The results of those two weeks, supported by a Harris grant from ASOR, were stunning (see report). And significant. The reason: the exposed Ottoman settlement of several buildings will provide the ground floor of the newly envisioned state-of-the-art museum which will cover and protect the settlement with an additional raised floor or two for displaying finds from Madaba regional excavations. Success inopened the way for a $117,000 award from USAID, channeled through SCHEP (Sustainable Cultural Heritage Engagement through Local Communities Project), housed at ACOR in Amman. This will support ongoing work at the museum site over a period of 15 months, involving numerous workers from Madaba and from the Madaba DoA office, as well as a second May season to complete the clearing of the remainder of the Ottoman buildings and preparation of architectural plans for the museum. On a quest for additional funding from US and Italian sources, the co-directors are optimistic about future potential.
Read a partial report on progress.
The rush of the past several months of planning for and working toward a new regional museum in Madaba has taught me several lessons:
1) These kinds of projects happen collaboratively, in this case collaboratively among international project co-directors of MRAMP, among Madaba regional dig directors, and including everyone currently working to preserve the cultural heritage of Jordan. The number and scope of stakeholders, of course, also includes a huge and growing network of friends and professional colleagues: for example, the royal family, the Ministry of Tourism, the DoA, the Madaba Municipality and Madaba businesses and citizens, the Madaba Institute of Mosaics, mosques, churches, schools, members of the 19 families who can trace their roots back to the 1880s settlement of their grandparents in the city, etc., etc., etc.
2) These kinds of projects represent the best possible of outcomes growing in part out of our collectively hanging around forever, out of the long haul of excavation seasons and research, from the sustained tenacity of archaeological projects in Jordan. While we cannot quite claim le longue durée for our work in Jordan, thirty, forty, and for some, fifty years of archaeological engagement in the central part of the country are paying off in collective results not otherwise easily achieved.

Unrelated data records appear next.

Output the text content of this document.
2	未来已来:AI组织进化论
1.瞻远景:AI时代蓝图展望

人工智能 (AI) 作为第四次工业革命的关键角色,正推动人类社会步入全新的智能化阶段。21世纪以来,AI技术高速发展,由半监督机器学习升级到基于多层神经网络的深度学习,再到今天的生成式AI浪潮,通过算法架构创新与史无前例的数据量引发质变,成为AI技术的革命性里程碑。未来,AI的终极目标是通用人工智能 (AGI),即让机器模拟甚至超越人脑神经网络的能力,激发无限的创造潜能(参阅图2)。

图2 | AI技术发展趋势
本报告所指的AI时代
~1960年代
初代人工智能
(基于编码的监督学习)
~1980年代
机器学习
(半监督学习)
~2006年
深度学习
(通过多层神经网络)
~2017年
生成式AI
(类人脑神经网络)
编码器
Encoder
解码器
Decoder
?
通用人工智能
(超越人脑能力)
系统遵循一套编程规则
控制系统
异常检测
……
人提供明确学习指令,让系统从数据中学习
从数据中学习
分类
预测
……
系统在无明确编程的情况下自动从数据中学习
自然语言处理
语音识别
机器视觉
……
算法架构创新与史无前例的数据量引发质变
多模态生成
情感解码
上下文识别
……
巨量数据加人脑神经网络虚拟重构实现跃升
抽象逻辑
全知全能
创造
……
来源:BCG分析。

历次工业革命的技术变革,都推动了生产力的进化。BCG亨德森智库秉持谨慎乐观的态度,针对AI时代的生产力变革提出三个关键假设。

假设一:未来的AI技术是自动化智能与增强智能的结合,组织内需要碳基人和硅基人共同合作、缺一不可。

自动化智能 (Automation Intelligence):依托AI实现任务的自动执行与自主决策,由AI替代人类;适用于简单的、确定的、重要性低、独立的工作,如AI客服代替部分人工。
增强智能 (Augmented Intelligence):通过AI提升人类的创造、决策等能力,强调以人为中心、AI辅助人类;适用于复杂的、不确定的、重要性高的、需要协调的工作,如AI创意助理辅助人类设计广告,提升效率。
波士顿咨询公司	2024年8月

3) These kinds of projects affirm, encompass, encapsulate, and engender hospitality. Co-directors of MRAMP maintain home addresses in their countries of citizenship, but it is beginning to feel more and more like we are living much of our lives in Jordan, within the hospitality vortex of Jordanian warmth and provision. This has led us to recommend as the logo for MRAMP and the new museum an image drawn of a pair of sandals embedded in the mosaic floor near the entrance to one of the buildings in the Burnt Palace, a fitting emblem of open-hearted welcome.
While it all began over a decade ago, the end of the story portends positive outcomes. We are looking forward to a new museum in Madaba and will continue to expand our collaborative participation and long-term engagement in the development of a welcoming resource for preserving and presenting the Madaba region’s considerable cultural heritage.
Douglas R. Clark is the Director of the Center for Near Eastern Archaeology (CNEA) at La Sierra University and the Director of the Madaba Plains Project-`Umayri.